5. Have we mapped the various businesses/functions/ geographies and their alignment with the overall strategy and culture of our business? One of the most important insights into corporate culture is that most companies are composed of numerous subcultures rather than one overall corporate culture. And these subcultures can be strong influencers of “how things get done around here.” If you don't understand the subcultures inside your company, then you really don't understand your operational culture. In some cases, subcultures are strongly aligned with the vision, values and business strategies. And in other cases they present significant barriers to productivity and positive change.
6. Do we as a senior team talk about culture as often as we talk about costs, revenue, technology and business performance? Much of corporate culture is a reflection of its leaders, what they think is important, the questions they ask and the stories they like to tell signal to people what is important. Stories of highly creative or service oriented individuals (for example) has a long-term impact even after those individuals have retired or left. Stories contain the viral seeds for sustaining your culture. If the senior team routinely talks about sales, costs and technology, but not about people, values and behaviors, the few times culture is mentioned it will be discounted, because everyone "knows how important costs are to management, not culture".
7. Does our new employee selection and on-boarding process help people understand our culture and why it is important?When was the last time the senior team sat through a new employee indoctrination process?

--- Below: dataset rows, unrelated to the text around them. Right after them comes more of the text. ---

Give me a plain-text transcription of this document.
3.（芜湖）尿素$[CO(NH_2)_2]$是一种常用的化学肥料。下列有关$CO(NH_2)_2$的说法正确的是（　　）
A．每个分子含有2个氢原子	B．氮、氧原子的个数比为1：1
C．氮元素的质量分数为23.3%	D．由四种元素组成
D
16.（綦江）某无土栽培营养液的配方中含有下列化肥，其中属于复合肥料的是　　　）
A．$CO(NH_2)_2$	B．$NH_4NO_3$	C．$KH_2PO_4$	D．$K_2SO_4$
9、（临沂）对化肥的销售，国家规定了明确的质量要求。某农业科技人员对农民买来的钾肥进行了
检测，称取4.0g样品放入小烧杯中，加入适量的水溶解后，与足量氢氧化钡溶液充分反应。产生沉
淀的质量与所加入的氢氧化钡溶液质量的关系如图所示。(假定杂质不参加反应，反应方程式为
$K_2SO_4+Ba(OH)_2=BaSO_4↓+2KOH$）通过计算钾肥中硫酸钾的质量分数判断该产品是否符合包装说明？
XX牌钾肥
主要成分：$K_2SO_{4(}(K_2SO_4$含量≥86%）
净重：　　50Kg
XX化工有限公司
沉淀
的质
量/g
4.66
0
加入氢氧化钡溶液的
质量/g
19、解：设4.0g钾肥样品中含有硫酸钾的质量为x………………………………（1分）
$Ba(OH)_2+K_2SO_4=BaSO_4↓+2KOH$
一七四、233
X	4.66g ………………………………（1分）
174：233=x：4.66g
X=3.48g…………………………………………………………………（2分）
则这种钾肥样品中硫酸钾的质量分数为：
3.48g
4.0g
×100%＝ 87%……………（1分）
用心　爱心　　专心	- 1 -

Too often these are becoming menu driven digital exercises and few companies put much emphasis on expected behaviors and culture. It is important to remember that if you don't indoctrinate new employees, at all levels, in the company culture, they will bring their old company culture with them as their default way of working. And when many employees come on board without a good acculturation process, you will wind up with a very fragmented culture.
Take Action
These questions, as provocative as they are, often lead to even better questions being asked and explored by your leadership team and will undoubtedly spark a new focus in everyone on the importance of culture to your business success. Take the results from these question and others that may surface, and identify the actions you should take in 2018. Then assign a leader for those actions and schedule regular status meetings to track your progress.
Sometimes asking the right questions takes more courage than finding the answers!